古くからある哲学の問題に、私が見ている赤色と、あなたが見ている赤色は、本当に同じものなのか。同じ色を指して、私もあなたも、赤色と言っているのでしょうか、という問題があります。同じワインの色を仮に、「紫がかった赤色」と、意見が一致したとしても、私が見ている、その「紫がかった赤色」と、相手が見ている「紫がかった赤色」は、本当に同じ「紫がかった赤色」なのでしょうか、ということです。

この問題は、科学の力を借りて解決できるでしょうか。「紫がかった赤色」を見ているときは、脳神経系のどこそこが反応する、というように、色と刺激が、事細かく対応しているのかもしれませんが、刺激のされ方自体が、人によって違うかもしれません。刺激を受けることと、その色を見ていることを、そのように対応させていいのかどうかも、疑問です。言い換えると、感覚それ自体は、互いにその場で、直接に比較しようがない、ということです。つまり、同じとも言えるし、違うとも言える。科学では、答えられないので、哲学の問題になります。(私は、脳神経学者でもないので、他の説明の仕方があるのかもしれませんが。)

この問題は、私と誰か他人だけに限られたことではありません。私がある時刻で見た「あか」と別の時刻で見た同じワインの「赤」が同じだ、と言えるのか、ということにもなります。今の感覚と、過去の感覚を並べて比較できないので、過去の私の感覚を再認するために記憶とか想像力に頼るわけで、これも完全な保証にはなりません。
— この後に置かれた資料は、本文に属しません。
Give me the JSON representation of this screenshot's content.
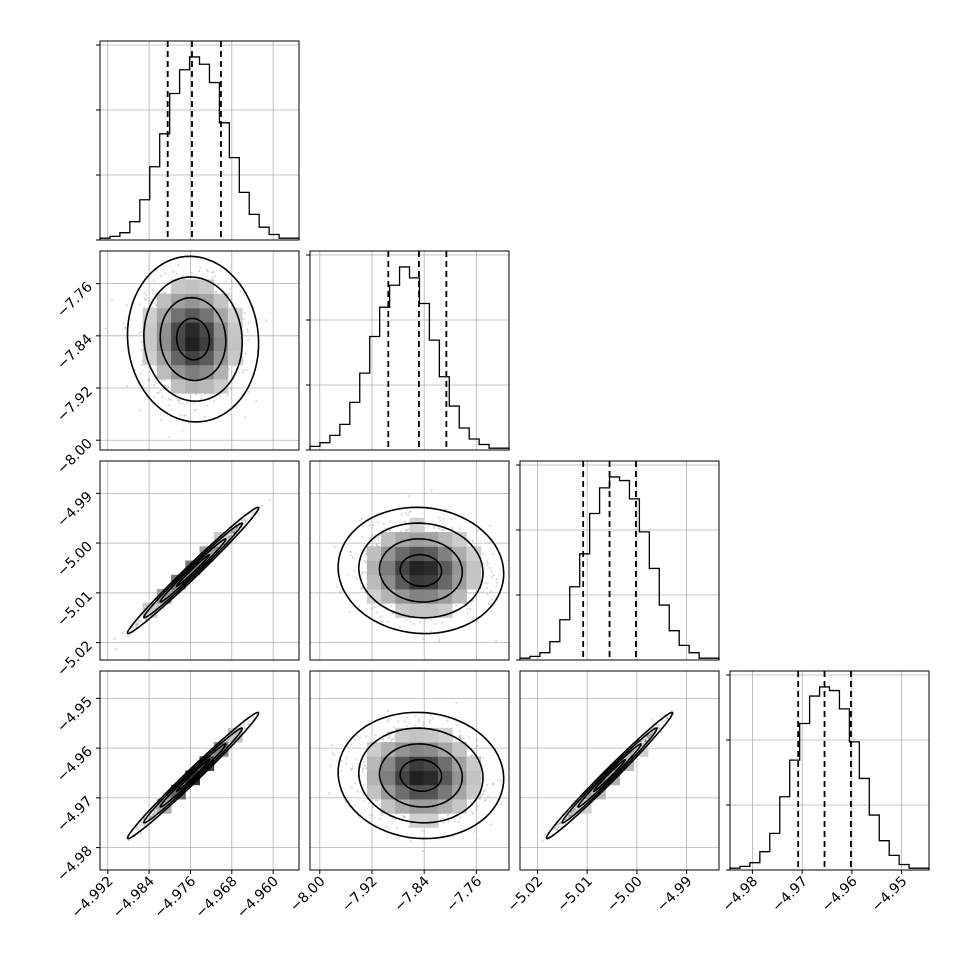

ヴィトゲンシュタイン(Ludwig Wittgenstein)という哲学者は、これは、問題設定自体が、おかしいと考えます。
「痛さ」という感覚を考えてみましょう。
「人の痛みを知れ」といっても、実際に「人の痛み」というのは、直接にはわからないので、想像するしかないわけです。私の痛みは、他の人にはわからない。私の痛さとあなたの痛さを比べることはできない。でも、ヴィトゲンシュタインは、こう言います。「子供が怪我をした。子供は泣く。すると大人は彼を慰め、彼に感嘆詞を教え、後で文を教える、彼らは子供に新しい痛みの振る舞いを教える」(『哲学探究』)。感覚することと言葉を覚えて、使うことは同じ行為の中身なのだ、と言うのです。つまり、
 (1)「痛い」という言葉は、痛いという経験とともに学ぶ。
 (2)「痛い」という言葉を出すことは、痛みの経験の一部を構成している。 だから、
 (3)「痛み」という私的な個人的な感覚について、「痛い」という言葉があるのではない。

なかなか、難しいですね。
痛さの経験をする、「痛い」と感じるときに、「痛い」という言葉を使うことを覚える。それと同じで、「赤」という言葉は、赤い色を見たときに、それを「赤」と呼ぶように学習し、しかも、赤い色を経験する一部に、「赤い」と発言する行為があって、それが互いにキャッチボールされて理解されていく、というのです。
「赤いものをもってきて」と言うと、相手が「赤い物」をもってくる。それを見ている私は、「赤い物」が最初は、なんだかわからないが、しばらく見ていると、「赤い物」とは、こういうものだとわかってくる。ああ、これが「赤」という言葉の使い方だと、やりとりをするなかで学習していくというのです。
「赤い」色を経験するということの中には、「赤い」という言葉の使いかたを学んだり、その言葉を使ってコミュニケーションしたりすることが含まれている。だから、「赤」という言葉が、そう言う経験とは別に何か得体の知れない概念として存在して、さらに、その概念は、各人バラバラの「私的な赤い経験」を指す、というのはおかしい、となります。
だから、私が見ている「赤色」と、相手が見ている「赤色」は、本当に同じ「紫がかった赤色」なのでしょうか、というのは問題設定がおかしく、同じ「赤い」という言葉が交わされて、コミュニケーションがうまくいっているなら、同じように赤い色を見る経験をしているのだ、ということです。
なんだか、狐につままれたような解答ですね。